Hervey hesitated. ‘You speak as someone with a very singular grudge.’

‘My father might not have lost what little he had by way of stocks — his sole provision for the future — if, during the late blockade, the East Indies markets had been open.’

‘But the opening-up of trade — has not the Company’s monopoly of the eastern markets been repealed?’

‘The reform of the charter was only two years ago. It came too late to save my family’s interests.’

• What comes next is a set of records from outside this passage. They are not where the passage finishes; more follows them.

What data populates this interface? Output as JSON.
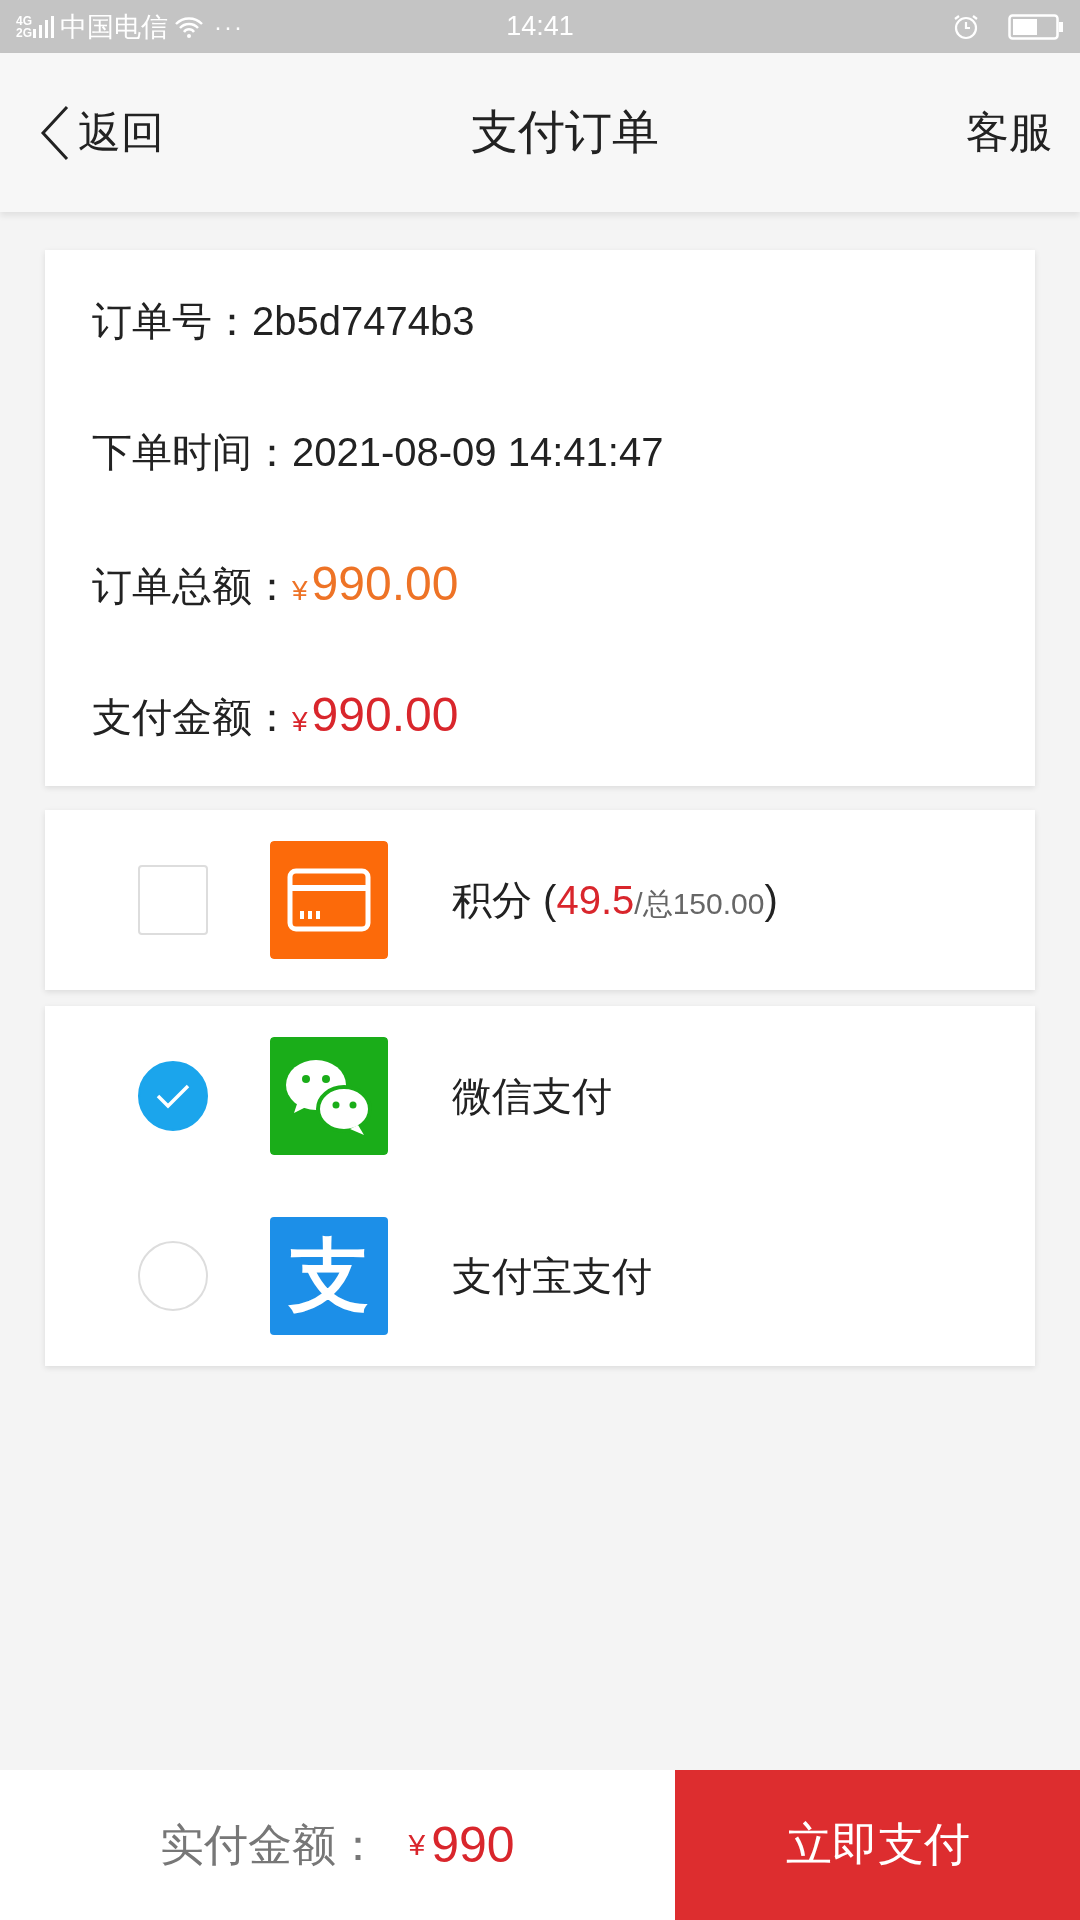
{
  "status_bar": {
    "network_top": "4G",
    "network_bottom": "2G",
    "carrier": "中国电信",
    "more": "···",
    "time": "14:41"
  },
  "nav": {
    "back": "返回",
    "title": "支付订单",
    "service": "客服"
  },
  "order": [
    {
      "label": "订单号：",
      "value": "2b5d7474b3",
      "kind": "plain"
    },
    {
      "label": "下单时间：",
      "value": "2021-08-09 14:41:47",
      "kind": "plain"
    },
    {
      "label": "订单总额：",
      "currency": "¥",
      "value": "990.00",
      "kind": "price",
      "color": "#ee7326"
    },
    {
      "label": "支付金额：",
      "currency": "¥",
      "value": "990.00",
      "kind": "price",
      "color": "#d9262c"
    }
  ],
  "payment_methods": [
    {
      "kind": "points",
      "label": "积分",
      "open": "(",
      "points": "49.5",
      "total": "/总150.00",
      "close": ")",
      "checked": false
    },
    {
      "kind": "wechat",
      "label": "微信支付",
      "selected": true
    },
    {
      "kind": "alipay",
      "logo_text": "支",
      "label": "支付宝支付",
      "selected": false
    }
  ],
  "footer": {
    "label": "实付金额：",
    "currency": "¥",
    "amount": "990",
    "button": "立即支付"
  }
}
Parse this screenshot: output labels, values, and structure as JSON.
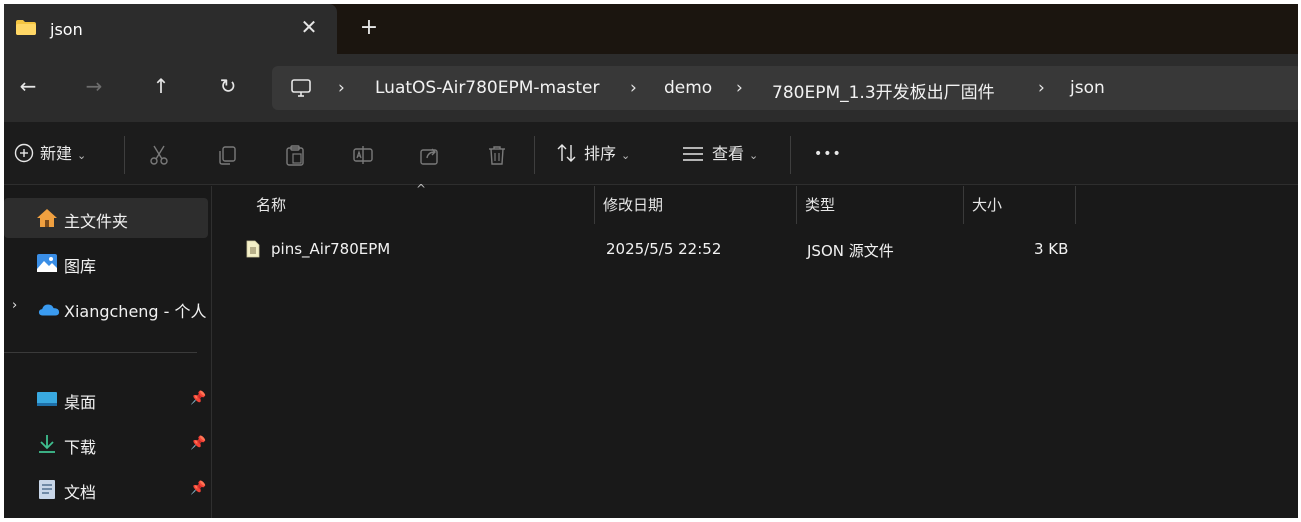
{
  "window": {
    "tab_title": "json",
    "close_glyph": "✕",
    "new_tab_glyph": "+"
  },
  "nav": {
    "back": "←",
    "forward": "→",
    "up": "↑",
    "refresh": "↻",
    "breadcrumbs": [
      "LuatOS-Air780EPM-master",
      "demo",
      "780EPM_1.3开发板出厂固件",
      "json"
    ],
    "separator": "›"
  },
  "toolbar": {
    "new_label": "新建",
    "sort_label": "排序",
    "view_label": "查看",
    "more_label": "•••",
    "dropdown": "⌄"
  },
  "sidebar": {
    "items": [
      {
        "label": "主文件夹",
        "icon": "home-icon"
      },
      {
        "label": "图库",
        "icon": "gallery-icon"
      },
      {
        "label": "Xiangcheng - 个人",
        "icon": "onedrive-cloud-icon"
      },
      {
        "label": "桌面",
        "icon": "desktop-icon"
      },
      {
        "label": "下载",
        "icon": "download-icon"
      },
      {
        "label": "文档",
        "icon": "documents-icon"
      }
    ],
    "pin_glyph": "📌",
    "expander": "›"
  },
  "columns": {
    "name": "名称",
    "modified": "修改日期",
    "type": "类型",
    "size": "大小"
  },
  "files": [
    {
      "name": "pins_Air780EPM",
      "modified": "2025/5/5 22:52",
      "type": "JSON 源文件",
      "size": "3 KB"
    }
  ],
  "colors": {
    "window_bg": "#191919",
    "tab_bg": "#2c2c2c",
    "titlebar_bg": "#1b150f",
    "folder_yellow": "#f4c542",
    "accent_blue": "#4aa3ff"
  }
}
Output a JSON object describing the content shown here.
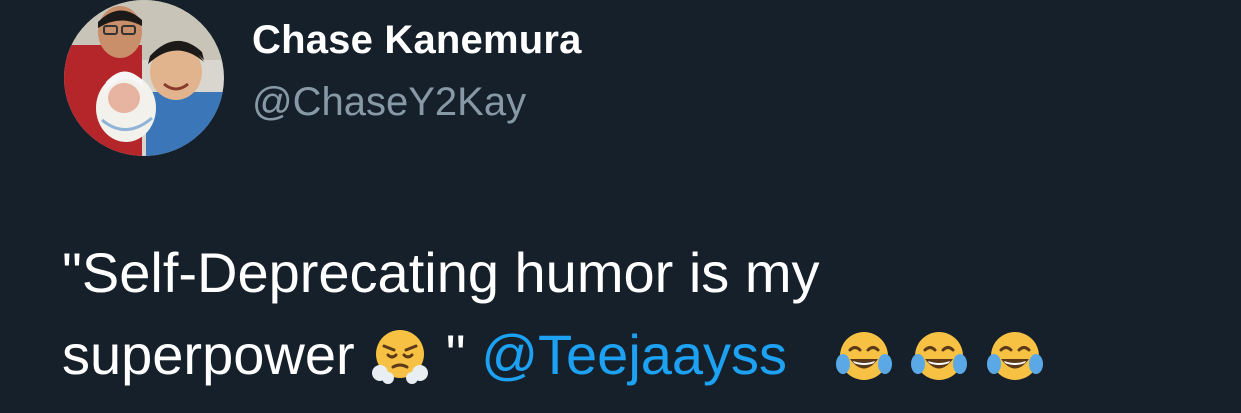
{
  "author": {
    "display_name": "Chase Kanemura",
    "handle": "@ChaseY2Kay",
    "avatar_icon": "family-photo-avatar"
  },
  "tweet": {
    "line1": "\"Self-Deprecating humor is my",
    "line2_before": "superpower",
    "quote_close": "\"",
    "mention": "@Teejaayss",
    "emoji_after_superpower": "face-with-steam-from-nose",
    "emoji_tail": [
      "face-with-tears-of-joy",
      "face-with-tears-of-joy",
      "face-with-tears-of-joy"
    ]
  },
  "colors": {
    "background": "#15202b",
    "text": "#ffffff",
    "handle": "#8899a6",
    "mention": "#1da1f2"
  }
}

‘I am sorry to hear it,’ sighed Hervey, ‘for heaven knows the country has need of every enterprise now to repay its war debt. Your father — he is a merchant still?’

‘No, Captain Hervey, he was never a merchant: he had merely invested what little capital he possessed in an ill-starred joint-stock company.’

‘I fear that my father might have had the same story to tell had he not already purchased a modest annuity with his capital. Well, there is great need of enterprise nevertheless: the duke says we have spent eight hundred million fighting the French, when before the war it was scarce eighteen a year.’

‘Then there will be more slaughter in the east to pay for it. It will be the very devil of a business. That is why, I suppose, your principal is to go to India — to pay his way these past dozen years and more!’

Hervey frowned.

‘Do you know much of India, sir? I have made something of a study of that continent,’ Peto challenged.

‘I confess I know little, sir. I have with me a new history of the enterprise but I have yet to make more than a beginning with it.’

‘Well, I tell you that no good will come out of our enterprise there. I have read extensively of the trial of Warren Hastings, and of Mr Fox’s speeches in parliament on the East India Bill. What is our object in India, Captain Hervey? It is too ill-defined, I tell you. We shall be drawn ever greater into the wars that are endemic in that place, and our outlay will vastly exceed any receipts.’

‘So I may take it,’ smiled Hervey, ‘that you are not greatly enamoured of the activities of the Company?’

‘Hervey, mistake me not: we are a mercantile nation. But our business overseas is trade, not conquest. Read your book and then speak freely with my secretary, who was once a writer in Calcutta, and then we may talk of it with more felicity. And he may be able to teach you one or two words which might be of use — how to get a palanquin or a clean girl or some such. But come,’ he added, and with a lighter touch, ‘have some burgundy with that pudding.’

‘Thank you; it is an excellent pudding,’ replied Hervey, taking another large piece of dark meat on his fork.